Farbman pertained to a situation in which a person involved in litigation against an agency requested records from that agency under the Freedom of Information Law. In brief, it was found that one's status as a litigant had no effect upon that person's right as a member of the public when using the Freedom of Information Law, irrespective of the intended use of the records. Similarly, unless there is a basis for withholding records in accordance with the grounds for denial appearing in §87(2), the use of the records, including the potential for commercial use or the status of the applicant, is in my opinion irrelevant.
Third, the only exception to the principles described above involves the protection of personal privacy. By way of background, §87(2)(b) of the Freedom of Information Law permits an agency to withhold records to the extent that disclosure would constitute "an unwarranted invasion of personal privacy." Further, §89(2)(b) of the Law provides a series of examples of unwarranted invasions of personal privacy, one of which pertains to:
"sale or release of lists of names and addresses if such lists would be used for commercial or fund-raising purposes" [§89(2)(b)(iii)].
The provision quoted above represents what might be viewed as an internal conflict in the law. As indicated earlier, the status of an applicant or the purposes for which a request is made are irrelevant to rights of access, and an agency cannot inquire as to the intended use of records. However, due to the language of §89(2)(b)(iii), rights of access to a list of names and addresses, or equivalent records, may be contingent upon the purpose for which a request is made [see Scott, Sardano & Pomeranz v. Records Access Officer of Syracuse, 65 NY 2d 294, 491 NYS 2d 289 (1985); Goodstein v. Shaw, 463 NYS 2d 162 (1983)].
In a case involving a list of names and addresses in which the agency inquired as to the purpose of which the list was requested, it was found that an agency could make such an inquiry. Specifically, in Golbert v. Suffolk County Department of Consumer Affairs (Supreme Court, Suffolk County, September 5, 1980), the Court cited and apparently relied upon an opinion rendered by this office in which it was advised that an agency may appropriately require that an applicant for a list of names and addresses provide an indication of the purpose for which a list is sought. In that decision, it was stated that:
"The Court agrees with petitioner's attorney that nowhere in the record does it appear that petitioner intends to use the information sought for commercial or fund-raising purposes. However, the reason for that deficiency in the record is that all efforts by respondents to receive petitioner's assurance that the information sought would not be so used apparently were unsuccessful. Without that assurance the respondents could reasonably infer that petitioner did want to use the information for commercial or fund-raising purposes."
In addition, it was held that:
"[U]nder the circumstances, the Court finds that it was not unreasonable for respondents to require petitioner to submit a certification that the information sought would not be used for commercial purposes.
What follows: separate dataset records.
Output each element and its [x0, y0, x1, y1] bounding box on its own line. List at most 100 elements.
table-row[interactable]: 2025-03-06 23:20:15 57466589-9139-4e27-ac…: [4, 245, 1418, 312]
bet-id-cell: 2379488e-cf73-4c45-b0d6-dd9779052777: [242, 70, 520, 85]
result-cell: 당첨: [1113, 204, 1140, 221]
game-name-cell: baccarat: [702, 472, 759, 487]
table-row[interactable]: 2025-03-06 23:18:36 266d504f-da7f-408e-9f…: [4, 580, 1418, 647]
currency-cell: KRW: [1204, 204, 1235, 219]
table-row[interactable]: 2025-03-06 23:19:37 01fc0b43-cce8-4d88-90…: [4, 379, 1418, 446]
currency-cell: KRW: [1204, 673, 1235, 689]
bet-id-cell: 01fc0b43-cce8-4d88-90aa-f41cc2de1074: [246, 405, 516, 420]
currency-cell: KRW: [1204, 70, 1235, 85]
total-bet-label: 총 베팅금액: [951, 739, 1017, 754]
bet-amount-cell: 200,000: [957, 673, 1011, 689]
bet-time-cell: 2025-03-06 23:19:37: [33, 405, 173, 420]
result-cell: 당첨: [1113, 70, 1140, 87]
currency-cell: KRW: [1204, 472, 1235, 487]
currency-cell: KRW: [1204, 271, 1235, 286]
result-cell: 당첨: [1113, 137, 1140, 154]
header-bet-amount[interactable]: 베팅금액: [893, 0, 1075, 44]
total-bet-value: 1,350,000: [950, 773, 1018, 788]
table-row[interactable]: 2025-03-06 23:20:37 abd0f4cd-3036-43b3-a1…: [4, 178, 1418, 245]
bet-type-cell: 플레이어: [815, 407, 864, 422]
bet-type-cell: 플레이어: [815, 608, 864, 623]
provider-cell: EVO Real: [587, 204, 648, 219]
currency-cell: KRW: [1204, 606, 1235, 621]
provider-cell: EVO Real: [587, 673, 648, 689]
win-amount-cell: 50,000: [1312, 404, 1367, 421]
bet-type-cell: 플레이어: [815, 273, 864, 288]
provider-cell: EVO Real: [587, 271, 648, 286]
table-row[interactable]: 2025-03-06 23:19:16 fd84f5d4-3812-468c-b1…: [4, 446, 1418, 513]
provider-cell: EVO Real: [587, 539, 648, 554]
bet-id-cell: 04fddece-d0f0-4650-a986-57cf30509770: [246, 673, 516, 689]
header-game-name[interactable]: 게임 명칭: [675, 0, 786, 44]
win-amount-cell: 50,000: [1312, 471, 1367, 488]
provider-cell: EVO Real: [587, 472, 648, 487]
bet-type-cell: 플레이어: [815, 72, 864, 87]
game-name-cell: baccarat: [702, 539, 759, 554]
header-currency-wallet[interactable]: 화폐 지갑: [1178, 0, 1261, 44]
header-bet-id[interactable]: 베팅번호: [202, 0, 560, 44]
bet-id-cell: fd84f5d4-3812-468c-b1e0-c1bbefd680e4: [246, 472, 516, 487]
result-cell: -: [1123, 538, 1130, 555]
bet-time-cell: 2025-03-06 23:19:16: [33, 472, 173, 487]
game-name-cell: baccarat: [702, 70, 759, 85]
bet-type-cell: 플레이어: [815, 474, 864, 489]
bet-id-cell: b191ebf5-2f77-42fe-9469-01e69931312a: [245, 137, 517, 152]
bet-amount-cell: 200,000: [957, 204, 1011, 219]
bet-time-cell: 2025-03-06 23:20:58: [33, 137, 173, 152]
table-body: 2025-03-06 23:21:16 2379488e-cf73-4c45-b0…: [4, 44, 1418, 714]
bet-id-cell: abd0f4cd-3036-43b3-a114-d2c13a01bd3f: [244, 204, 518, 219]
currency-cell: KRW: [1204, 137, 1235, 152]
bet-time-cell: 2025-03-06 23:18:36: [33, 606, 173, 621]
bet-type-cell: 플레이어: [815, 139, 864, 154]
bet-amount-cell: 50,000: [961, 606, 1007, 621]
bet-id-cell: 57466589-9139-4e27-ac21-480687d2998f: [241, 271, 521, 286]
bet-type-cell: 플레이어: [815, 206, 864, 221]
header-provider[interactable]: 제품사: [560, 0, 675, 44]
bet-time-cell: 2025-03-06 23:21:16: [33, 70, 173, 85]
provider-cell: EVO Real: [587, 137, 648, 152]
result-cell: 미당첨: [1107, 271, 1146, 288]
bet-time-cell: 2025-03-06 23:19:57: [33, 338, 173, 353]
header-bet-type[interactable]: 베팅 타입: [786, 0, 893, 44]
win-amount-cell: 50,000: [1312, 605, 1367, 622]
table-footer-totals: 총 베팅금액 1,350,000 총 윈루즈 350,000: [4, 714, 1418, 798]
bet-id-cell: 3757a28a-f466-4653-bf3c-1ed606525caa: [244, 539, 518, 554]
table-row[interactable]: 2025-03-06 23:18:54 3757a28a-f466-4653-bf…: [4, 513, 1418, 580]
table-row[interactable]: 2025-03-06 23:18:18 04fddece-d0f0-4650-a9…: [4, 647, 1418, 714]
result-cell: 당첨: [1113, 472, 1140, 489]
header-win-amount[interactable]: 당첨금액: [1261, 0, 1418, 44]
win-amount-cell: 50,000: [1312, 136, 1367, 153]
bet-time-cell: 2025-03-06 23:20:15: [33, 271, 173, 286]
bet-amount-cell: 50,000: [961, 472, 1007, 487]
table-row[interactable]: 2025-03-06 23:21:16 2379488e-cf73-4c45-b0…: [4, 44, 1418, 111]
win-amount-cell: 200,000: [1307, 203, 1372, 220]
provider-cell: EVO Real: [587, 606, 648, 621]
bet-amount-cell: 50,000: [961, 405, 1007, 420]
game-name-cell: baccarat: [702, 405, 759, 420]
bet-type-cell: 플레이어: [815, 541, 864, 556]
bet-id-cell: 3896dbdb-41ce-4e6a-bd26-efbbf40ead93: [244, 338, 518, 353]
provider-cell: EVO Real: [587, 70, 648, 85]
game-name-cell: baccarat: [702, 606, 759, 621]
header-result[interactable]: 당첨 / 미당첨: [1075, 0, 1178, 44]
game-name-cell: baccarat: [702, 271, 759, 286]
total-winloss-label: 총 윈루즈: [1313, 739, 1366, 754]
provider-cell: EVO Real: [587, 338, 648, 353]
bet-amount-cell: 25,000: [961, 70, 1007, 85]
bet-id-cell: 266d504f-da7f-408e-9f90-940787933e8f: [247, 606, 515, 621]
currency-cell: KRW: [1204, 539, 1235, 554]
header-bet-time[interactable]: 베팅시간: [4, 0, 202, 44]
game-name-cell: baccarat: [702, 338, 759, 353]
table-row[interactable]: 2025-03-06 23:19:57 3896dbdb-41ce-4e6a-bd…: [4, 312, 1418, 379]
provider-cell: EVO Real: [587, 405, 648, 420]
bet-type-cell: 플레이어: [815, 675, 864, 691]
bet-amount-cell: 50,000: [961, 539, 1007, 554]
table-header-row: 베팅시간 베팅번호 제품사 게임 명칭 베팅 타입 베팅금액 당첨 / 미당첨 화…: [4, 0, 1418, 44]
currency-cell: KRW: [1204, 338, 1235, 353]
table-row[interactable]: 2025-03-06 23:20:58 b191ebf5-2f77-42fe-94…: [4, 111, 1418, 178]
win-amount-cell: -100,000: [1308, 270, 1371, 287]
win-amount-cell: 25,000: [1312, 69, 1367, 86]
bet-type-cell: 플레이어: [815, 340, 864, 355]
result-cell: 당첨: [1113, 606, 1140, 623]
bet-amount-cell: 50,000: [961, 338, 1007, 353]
Petitioner has failed to establish that the respondents denial or petitioner's request for information constituted an abuse of discretion as a matter of law, and the Court declines to substitute its judgement for that of the respondents" (id.).
As such, there is precedent indicating that an agency may inquire with respect to the purpose of a request when the request involves a list of names and addresses. That situation, however, represents the only case under the Freedom of Information Law in which an agency may inquire as to the purpose for which a request is made, or in which the intended use of the record has a bearing upon rights of access.
I hope that I have been of some assistance.